Io sono qui da pochi mesi e posso parlare soltanto di quello che ho potuto conoscere ed incontrare: c’è tanta ricchezza e attenzione. Ci sono diverse realtà che si preoccupano dei poveri: non so, però, se si può dire questo di tutta la Chiesa perché a volte vedo delle difficoltà per cui c’è il rischio di pensare ad una religiosità formale legata semplicemente a delle pratiche religiose, cultuali, quando, invece, i poveri dovrebbero essere la preoccupazione. Quando papa Francesco dice «come vorrei una Chiesa povera per i poveri» significa secondo me questo. Significa quello che ancora lui dice nell’Evangelii gaudium «non pensiamo ai poveri come ad una categoria sociologica, ma come ad una categoria teologica». Ecco che qui ritorna l’icona. «Cristo si e’ fatto povero per arricchirci della sua povertà», come dice Paolo. È una Chiesa che si fa povera alla scuola del Maestro.

La formazione degli operatori è cruciale. Da questo punto di vista, quali consigli pensa di poter dare ai parroci e ai volontari?
Focalizzare il primato della carità. Perché, come diceva il teologo Von Balthasar «solo amore è credibile». Quindi, porre dei gesti di credibilità, gesti concreti. Allora ai parroci e agli operatori pastorali direi questo: formiamoci in questa chiave, in questa luce, cioè lasciamoci raggiungere da questa agape, da questo amore che è smisurato. Sant’Agostino dice che la misura dell’amore è amare senza misura, amare in maniera disinteressata. Formiamoci in questa ottica. Formiamoci al disinteresse. Naturalmente significa percorsi educativi che ti aiutano sempre più a cogliere questa dimensione disinteressata perché è un amore senza tornaconto, senza contraccambio: faccio una cosa non perché mi aspetto un ritorno.

Tra i tanti poveri di oggi ci sono anche i giovani. Poveri di relazioni, di speranza, di futuro... in Calabria, soprattutto. Come possiamo aiutarli?
Se noi rimaniamo all’icona del buon Samaritano, credo che possiamo aiutarli, volendoli bene, non ghettizzandoli, non demonizzandoli, cercando di avvicinarli, di stare con loro. Farli sentire sempre più protagonisti anche se hai quattordici anni, quindici anni. È quello che ha fatto Gesù con «lasciate che i fanciulli vengano a me». Quindi, quale è la crescita vera? Mettersi in ascolto dei giovani, come ha fatto il Papa con questo Sinodo bellissimo, ascoltando i giovani non ghettizzandoli o rifiutandoli o dicendo che sono superficiali e non capiscono nulla. Cerchiamo, invece, di ascoltarli e capirli sempre di più.

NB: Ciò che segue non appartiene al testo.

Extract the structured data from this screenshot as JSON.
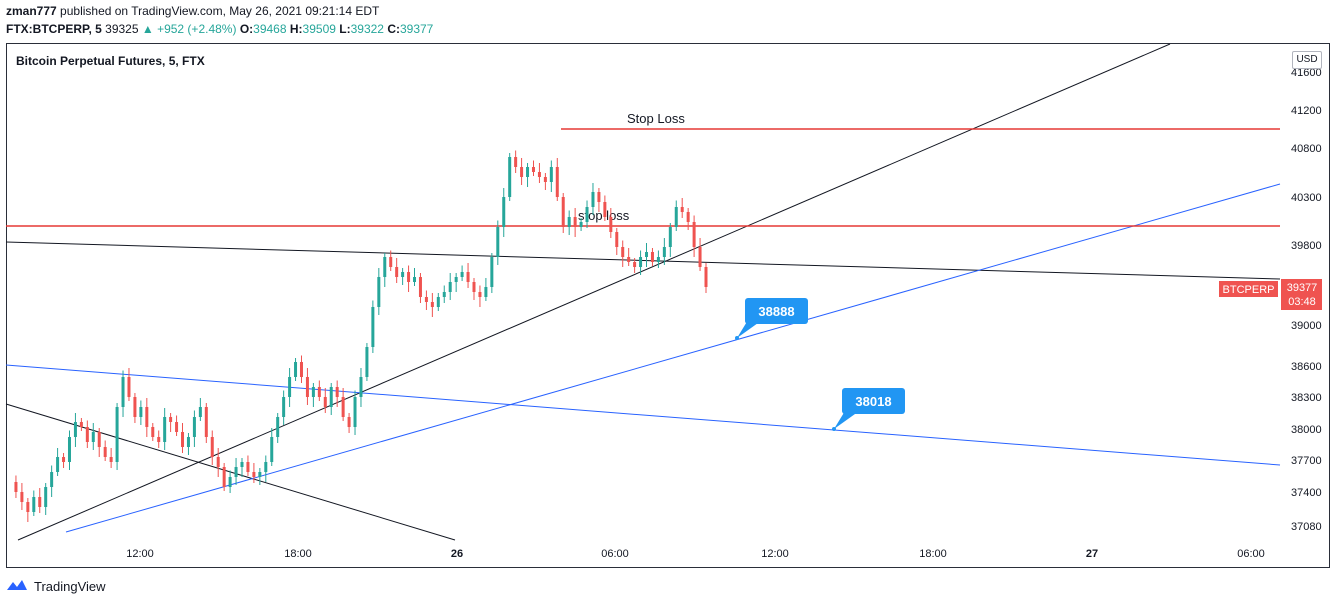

Il Terzo settore e il Welfare in genere sono poco considerati in Calabria, soprattutto dal punto di vista legislativo. Che tipo di appello vuole rivolgere al nuovo governo regionale?
Permettere a tutte le realtà che ci sono possa sempre più essere messe nelle condizioni di operare bene. Penso che le Leggi Quadro a livello nazionale ci sono, si tratta di tradurle, di fare in modo che tutto questo si attualizzi oggi. Quindi, io direi al Governo regionale: fate le delibere giuste, mettete nelle condizioni perché ci sia un welfare più attento alle esigenze soprattutto di chi non ce la fa, alle esigenze dei più poveri, perché è lì che bisogna guardare. Bisogna guardare agli indigenti perché chi ha le possibilità riesce a trovare la soluzione, in un modo o nell’altro, come nella sanità, ma anche in tutti gli ambiti del welfare. Allora direi al nuovo Governo regionale: fate in modo di favorire tutto questo, soprattutto coloro che hanno voglia di fare qualcosa. Non impedite, non mettete ostacoli. Un governo deve far sì che dove non puo’ arrivare la politica si faccia in modo che chi ha la possibilità, come con il principio di sussidiarietà della Chiesa, si possa esprimere e possa raggiungere quella realtà che come Stato non si è capace di raggiungere fino in fondo.